The End Child Poverty Network Cymru (ECPN) welcomed plans for integrated early-years centres in every local education authority and the Assembly's pledge of pound;50 million extra for other early-years initiatives to 2008.
But Lucy Akhtar, the ECPN's co-ordinator, said: "If the Assembly government is to meet its 2020 pledge, it must ensure this strategy is a priority for Welsh local government. Local authorities and other partners should be asked to commit and be given sufficient resources to make it a reality."
A Fair Future for our Children was launched this week by first minister Rhodri Morgan. He said: "Tackling poverty starts with income levels but it goes much wider that that. It is about a child's access to education, leisure, transport and play - it is about engaging them in their future."
The strategy says work is the "best route out of poverty", and ministers have pledged to create 175,000 more jobs by 2010, in the parts of the country where they are most needed.

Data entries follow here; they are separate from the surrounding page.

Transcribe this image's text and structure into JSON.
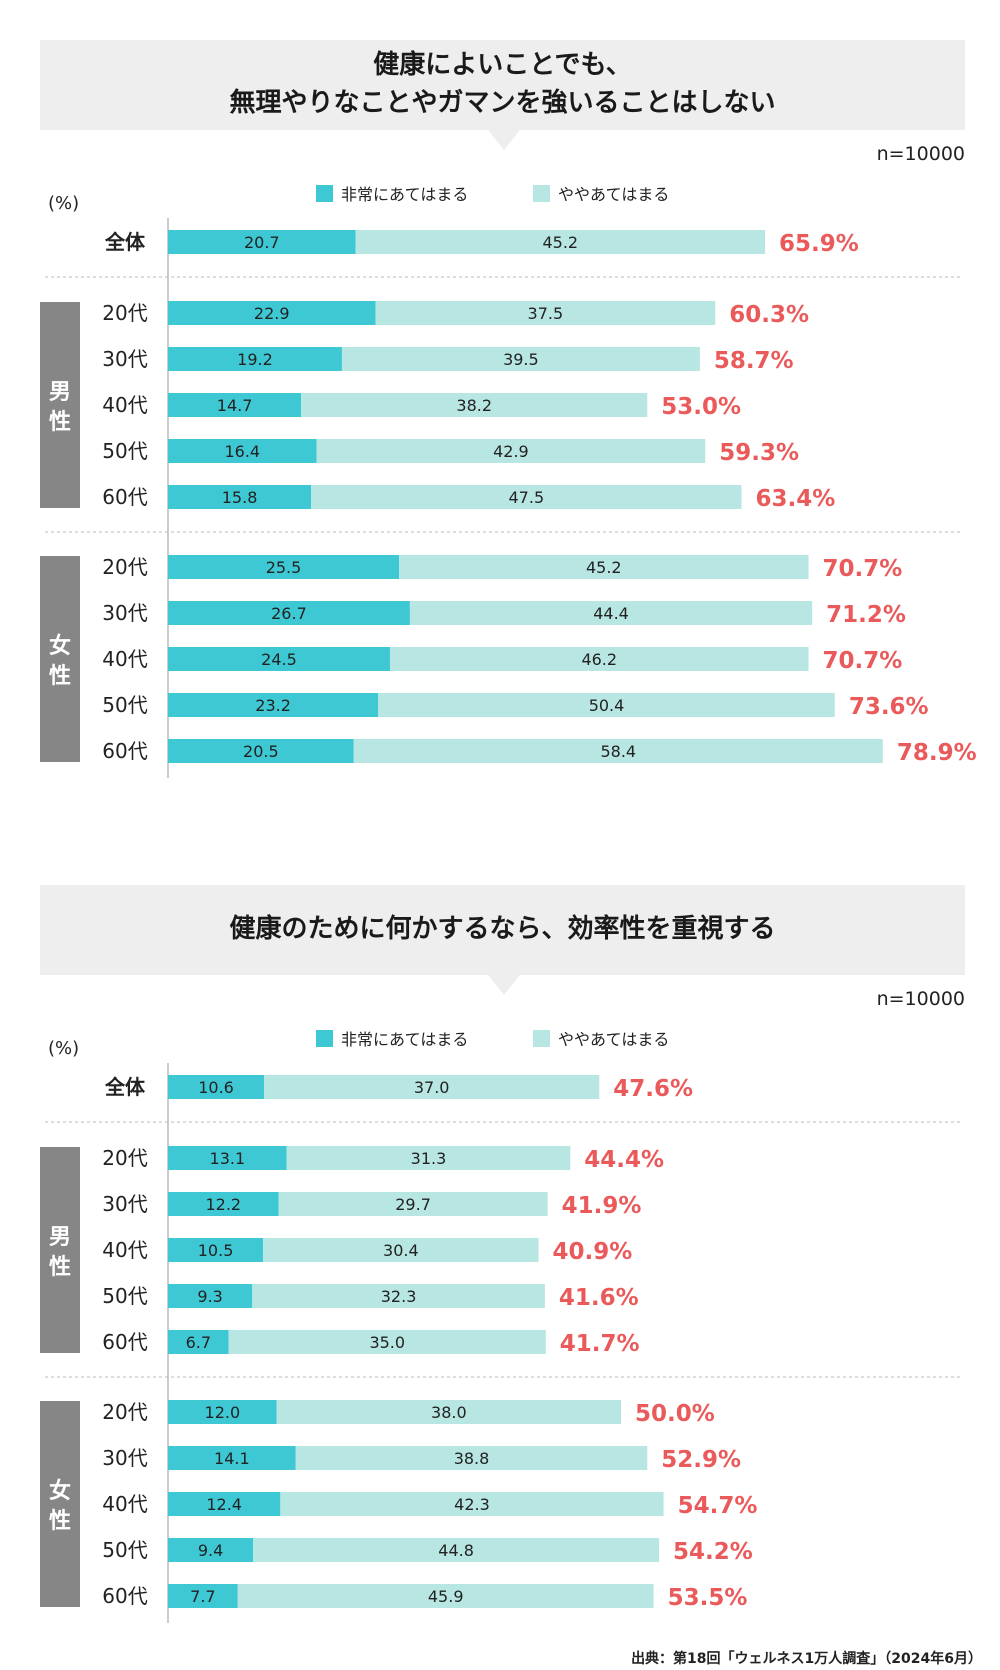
{
  "unit": "(%)",
  "legend": {
    "strong": "非常にあてはまる",
    "some": "ややあてはまる"
  },
  "group_labels": {
    "male": "男\n性",
    "female": "女\n性"
  },
  "colors": {
    "strong": "#3ec8d4",
    "some": "#b8e6e3",
    "total": "#ea5a5a",
    "group_bg": "#868686"
  },
  "source": "出典：第18回「ウェルネス1万人調査」（2024年6月）",
  "chart_data": [
    {
      "type": "bar",
      "orientation": "horizontal",
      "stacked": true,
      "title": "健康によいことでも、\n無理やりなことやガマンを強いることはしない",
      "n": "n=10000",
      "categories": [
        "全体",
        "20代",
        "30代",
        "40代",
        "50代",
        "60代",
        "20代",
        "30代",
        "40代",
        "50代",
        "60代"
      ],
      "groups": [
        "",
        "男性",
        "男性",
        "男性",
        "男性",
        "男性",
        "女性",
        "女性",
        "女性",
        "女性",
        "女性"
      ],
      "series": [
        {
          "name": "非常にあてはまる",
          "values": [
            20.7,
            22.9,
            19.2,
            14.7,
            16.4,
            15.8,
            25.5,
            26.7,
            24.5,
            23.2,
            20.5
          ]
        },
        {
          "name": "ややあてはまる",
          "values": [
            45.2,
            37.5,
            39.5,
            38.2,
            42.9,
            47.5,
            45.2,
            44.4,
            46.2,
            50.4,
            58.4
          ]
        }
      ],
      "totals": [
        "65.9%",
        "60.3%",
        "58.7%",
        "53.0%",
        "59.3%",
        "63.4%",
        "70.7%",
        "71.2%",
        "70.7%",
        "73.6%",
        "78.9%"
      ]
    },
    {
      "type": "bar",
      "orientation": "horizontal",
      "stacked": true,
      "title": "健康のために何かするなら、効率性を重視する",
      "n": "n=10000",
      "categories": [
        "全体",
        "20代",
        "30代",
        "40代",
        "50代",
        "60代",
        "20代",
        "30代",
        "40代",
        "50代",
        "60代"
      ],
      "groups": [
        "",
        "男性",
        "男性",
        "男性",
        "男性",
        "男性",
        "女性",
        "女性",
        "女性",
        "女性",
        "女性"
      ],
      "series": [
        {
          "name": "非常にあてはまる",
          "values": [
            10.6,
            13.1,
            12.2,
            10.5,
            9.3,
            6.7,
            12.0,
            14.1,
            12.4,
            9.4,
            7.7
          ]
        },
        {
          "name": "ややあてはまる",
          "values": [
            37.0,
            31.3,
            29.7,
            30.4,
            32.3,
            35.0,
            38.0,
            38.8,
            42.3,
            44.8,
            45.9
          ]
        }
      ],
      "totals": [
        "47.6%",
        "44.4%",
        "41.9%",
        "40.9%",
        "41.6%",
        "41.7%",
        "50.0%",
        "52.9%",
        "54.7%",
        "54.2%",
        "53.5%"
      ]
    }
  ]
}
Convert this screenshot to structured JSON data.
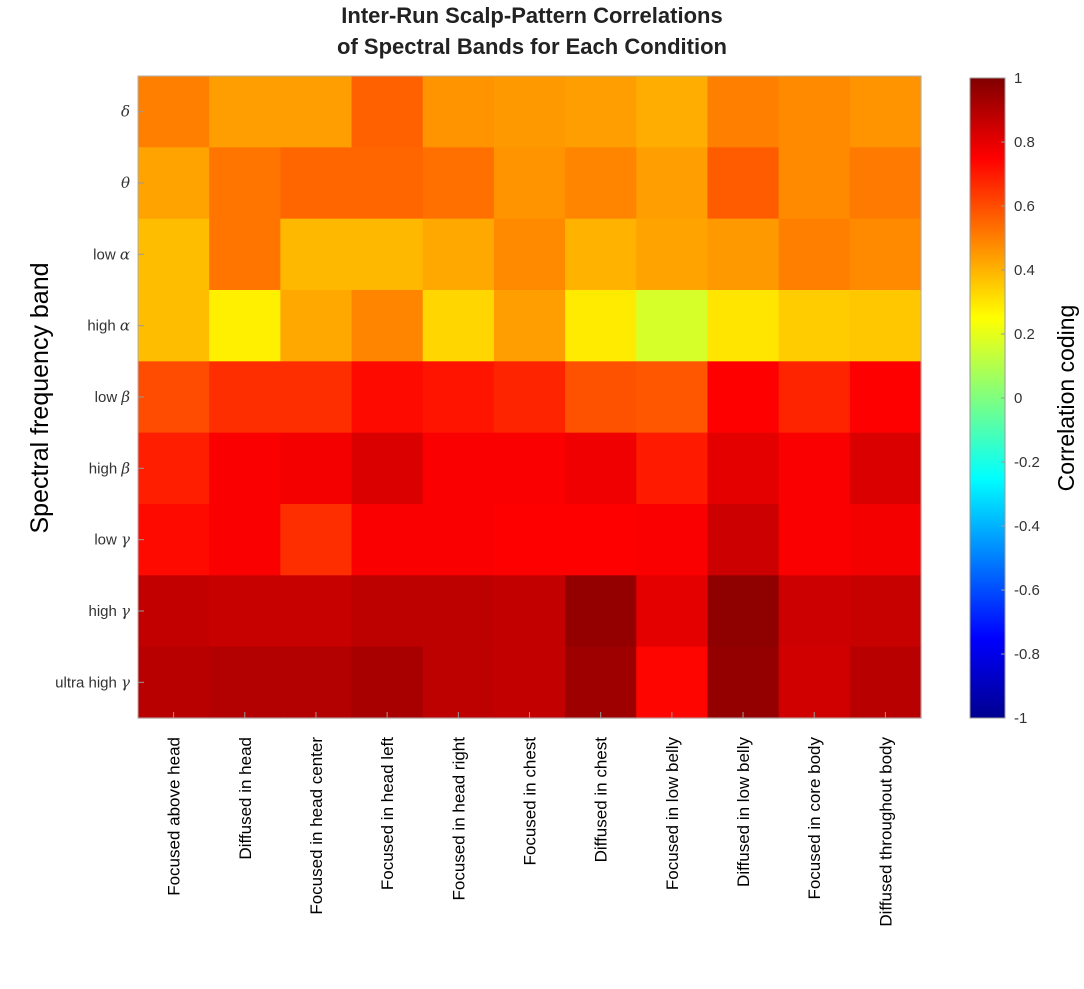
{
  "chart_data": {
    "type": "heatmap",
    "title": [
      "Inter-Run Scalp-Pattern Correlations",
      "of Spectral Bands for Each Condition"
    ],
    "ylabel": "Spectral frequency band",
    "colorbar_label": "Correlation coding",
    "colormap": "jet",
    "clim": [
      -1,
      1
    ],
    "colorbar_ticks": [
      "1",
      "0.8",
      "0.6",
      "0.4",
      "0.2",
      "0",
      "-0.2",
      "-0.4",
      "-0.6",
      "-0.8",
      "-1"
    ],
    "rows": [
      {
        "prefix": "",
        "symbol": "δ"
      },
      {
        "prefix": "",
        "symbol": "θ"
      },
      {
        "prefix": "low ",
        "symbol": "α"
      },
      {
        "prefix": "high ",
        "symbol": "α"
      },
      {
        "prefix": "low ",
        "symbol": "β"
      },
      {
        "prefix": "high ",
        "symbol": "β"
      },
      {
        "prefix": "low ",
        "symbol": "γ"
      },
      {
        "prefix": "high ",
        "symbol": "γ"
      },
      {
        "prefix": "ultra high ",
        "symbol": "γ"
      }
    ],
    "columns": [
      "Focused above head",
      "Diffused in head",
      "Focused in head center",
      "Focused in head left",
      "Focused in head right",
      "Focused in chest",
      "Diffused in chest",
      "Focused in low belly",
      "Diffused in low belly",
      "Focused in core body",
      "Diffused throughout body"
    ],
    "values": [
      [
        0.5,
        0.44,
        0.44,
        0.56,
        0.46,
        0.45,
        0.44,
        0.41,
        0.5,
        0.48,
        0.46
      ],
      [
        0.43,
        0.52,
        0.55,
        0.55,
        0.53,
        0.46,
        0.49,
        0.44,
        0.57,
        0.48,
        0.51
      ],
      [
        0.38,
        0.52,
        0.39,
        0.39,
        0.42,
        0.48,
        0.4,
        0.43,
        0.45,
        0.5,
        0.48
      ],
      [
        0.38,
        0.28,
        0.42,
        0.49,
        0.33,
        0.44,
        0.29,
        0.17,
        0.3,
        0.35,
        0.36
      ],
      [
        0.6,
        0.66,
        0.66,
        0.73,
        0.71,
        0.68,
        0.59,
        0.58,
        0.75,
        0.68,
        0.75
      ],
      [
        0.69,
        0.76,
        0.77,
        0.82,
        0.76,
        0.76,
        0.78,
        0.7,
        0.8,
        0.76,
        0.82
      ],
      [
        0.73,
        0.76,
        0.66,
        0.76,
        0.76,
        0.75,
        0.75,
        0.76,
        0.85,
        0.76,
        0.77
      ],
      [
        0.87,
        0.86,
        0.86,
        0.88,
        0.88,
        0.87,
        0.96,
        0.8,
        0.97,
        0.85,
        0.86
      ],
      [
        0.89,
        0.9,
        0.9,
        0.92,
        0.88,
        0.87,
        0.94,
        0.74,
        0.96,
        0.84,
        0.89
      ]
    ]
  }
}
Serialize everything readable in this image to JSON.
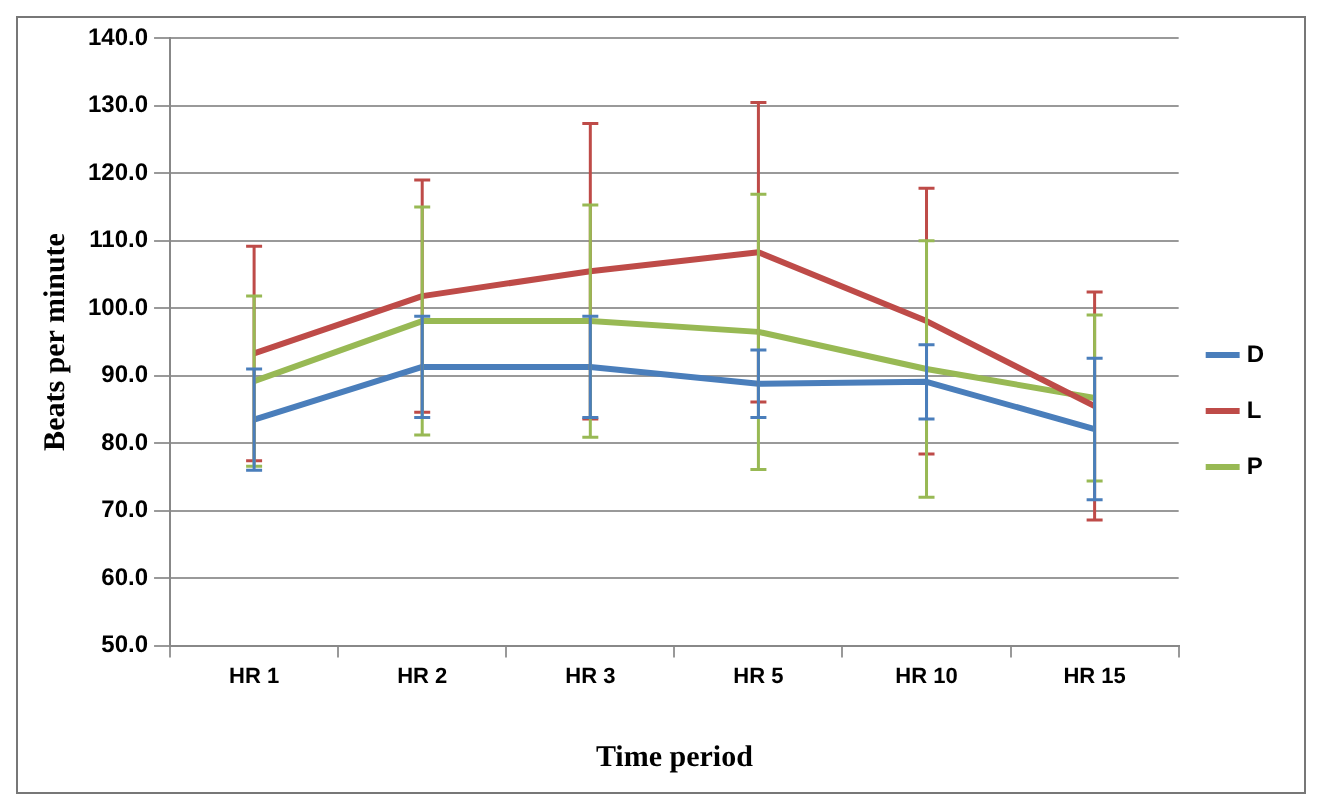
{
  "chart_data": {
    "type": "line",
    "xlabel": "Time period",
    "ylabel": "Beats per minute",
    "categories": [
      "HR 1",
      "HR 2",
      "HR 3",
      "HR 5",
      "HR 10",
      "HR 15"
    ],
    "series": [
      {
        "name": "D",
        "color": "#4a7ebb",
        "values": [
          83.5,
          91.3,
          91.3,
          88.8,
          89.1,
          82.1
        ],
        "errors": [
          7.5,
          7.5,
          7.5,
          5,
          5.5,
          10.5
        ]
      },
      {
        "name": "L",
        "color": "#be4b48",
        "values": [
          93.3,
          101.8,
          105.5,
          108.3,
          98.1,
          85.5
        ],
        "errors": [
          15.9,
          17.2,
          21.9,
          22.2,
          19.7,
          16.9
        ]
      },
      {
        "name": "P",
        "color": "#98b954",
        "values": [
          89.2,
          98.1,
          98.1,
          96.5,
          91.0,
          86.7
        ],
        "errors": [
          12.6,
          16.9,
          17.2,
          20.4,
          19.0,
          12.3
        ]
      }
    ],
    "ylim": [
      50,
      140
    ],
    "yticks": [
      {
        "value": 50,
        "label": "50.0"
      },
      {
        "value": 60,
        "label": "60.0"
      },
      {
        "value": 70,
        "label": "70.0"
      },
      {
        "value": 80,
        "label": "80.0"
      },
      {
        "value": 90,
        "label": "90.0"
      },
      {
        "value": 100,
        "label": "100.0"
      },
      {
        "value": 110,
        "label": "110.0"
      },
      {
        "value": 120,
        "label": "120.0"
      },
      {
        "value": 130,
        "label": "130.0"
      },
      {
        "value": 140,
        "label": "140.0"
      }
    ],
    "grid": "y",
    "legend": "right",
    "marker": "none",
    "line_style": "solid"
  }
}
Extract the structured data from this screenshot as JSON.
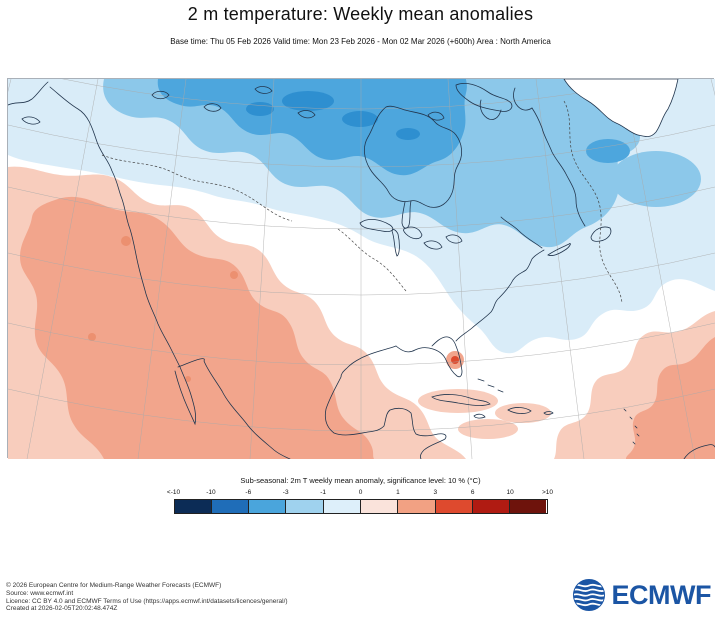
{
  "header": {
    "title": "2 m temperature: Weekly mean anomalies",
    "subtitle": "Base time: Thu 05 Feb 2026 Valid time: Mon 23 Feb 2026 - Mon 02 Mar 2026 (+600h) Area : North America"
  },
  "map": {
    "area": "North America",
    "region_colors": {
      "strong_cold": "#2e8fd0",
      "cold": "#4da6dd",
      "moderate_cold": "#8cc8ea",
      "weak_cold": "#d9ecf8",
      "neutral": "#ffffff",
      "weak_warm": "#f8cdbd",
      "warm": "#f2a58c",
      "deep_warm": "#ec9070",
      "strong_warm": "#dd4a2e"
    }
  },
  "legend": {
    "caption": "Sub-seasonal: 2m T weekly mean anomaly, significance level: 10 % (°C)",
    "unit": "°C",
    "ticks": [
      "<-10",
      "-10",
      "-6",
      "-3",
      "-1",
      "0",
      "1",
      "3",
      "6",
      "10",
      ">10"
    ],
    "colors": [
      "#0c2c56",
      "#1f6db8",
      "#4aa5dc",
      "#9fd2ee",
      "#ddeffa",
      "#fae3db",
      "#f2a183",
      "#de4a2e",
      "#b01b12",
      "#6e130c"
    ]
  },
  "footer": {
    "lines": [
      "© 2026 European Centre for Medium-Range Weather Forecasts (ECMWF)",
      "Source: www.ecmwf.int",
      "Licence: CC BY 4.0 and ECMWF Terms of Use (https://apps.ecmwf.int/datasets/licences/general/)",
      "Created at 2026-02-05T20:02:48.474Z"
    ]
  },
  "logo": {
    "text": "ECMWF",
    "color": "#1b55a4"
  }
}
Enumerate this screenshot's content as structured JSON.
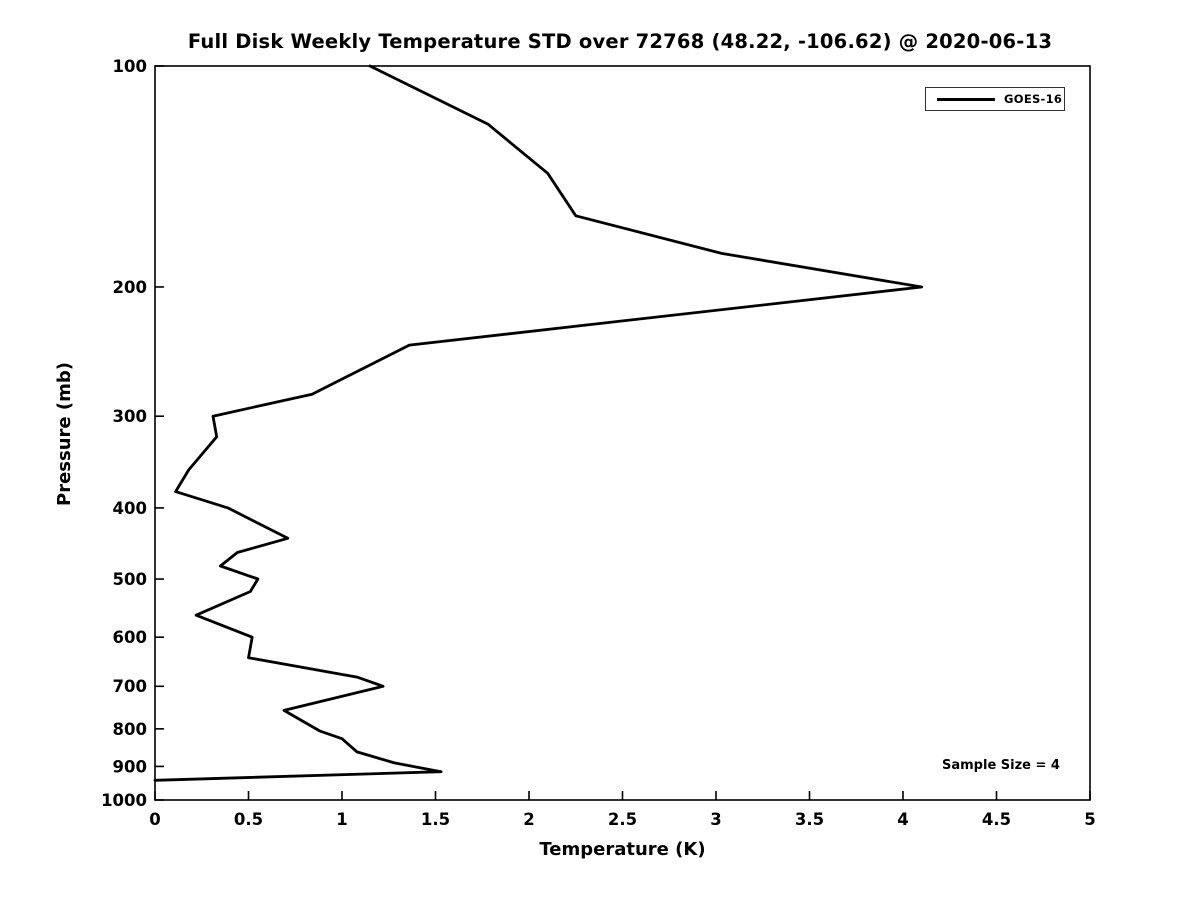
{
  "chart_data": {
    "type": "line",
    "title": "Full Disk Weekly Temperature STD over 72768 (48.22, -106.62) @ 2020-06-13",
    "xlabel": "Temperature (K)",
    "ylabel": "Pressure (mb)",
    "xlim": [
      0,
      5
    ],
    "ylim": [
      100,
      1000
    ],
    "yscale": "log",
    "y_axis_inverted": true,
    "grid": false,
    "xticks": [
      0,
      0.5,
      1,
      1.5,
      2,
      2.5,
      3,
      3.5,
      4,
      4.5,
      5
    ],
    "yticks": [
      100,
      200,
      300,
      400,
      500,
      600,
      700,
      800,
      900,
      1000
    ],
    "legend_position": "upper right",
    "annotation": "Sample Size = 4",
    "axis_color": "#000000",
    "series": [
      {
        "name": "GOES-16",
        "color": "#000000",
        "pressure_mb": [
          100,
          120,
          140,
          160,
          180,
          200,
          240,
          280,
          300,
          320,
          355,
          380,
          400,
          440,
          460,
          480,
          500,
          520,
          560,
          600,
          640,
          680,
          700,
          755,
          805,
          825,
          860,
          890,
          915,
          940
        ],
        "temperature_k": [
          1.15,
          1.78,
          2.1,
          2.25,
          3.03,
          4.1,
          1.36,
          0.84,
          0.31,
          0.33,
          0.18,
          0.11,
          0.39,
          0.71,
          0.44,
          0.35,
          0.55,
          0.51,
          0.22,
          0.52,
          0.5,
          1.08,
          1.22,
          0.69,
          0.88,
          1.0,
          1.08,
          1.28,
          1.53,
          0.0
        ]
      }
    ]
  }
}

Other proposals for tackling "income poverty" include half-fare bus travel for 16 to 18-year-olds, to help them get to where the jobs, education and training are, and lessons for schoolchildren on how to manage their money.
But the strategy also highlights the "participation poverty" suffered by some children who miss out on sport, leisure and cultural activities. The Assembly will run a pound;2.5m free swimming scheme during the summer holidays, following a successful pilot last year.
Meanwhile, as TES Cymru went to press, moves to give more powers to children's commissioner Peter Clarke in the fight against child poverty were defeated in the Welsh Assembly.
Plaid Cymru's Rhodri Glyn Thomas said: "The Assembly government has been in power for five years and has done almost nothing to tackle the problem.
"Mr Clarke has described the situation as a national disgrace. I cannot understand why he is not being given extra powers over this area of policy."
Liberal Democrat Peter Black said: "Extending the commissioner's powers will help in a coherent approach to tackling child poverty. We cannot tackle it in isolation."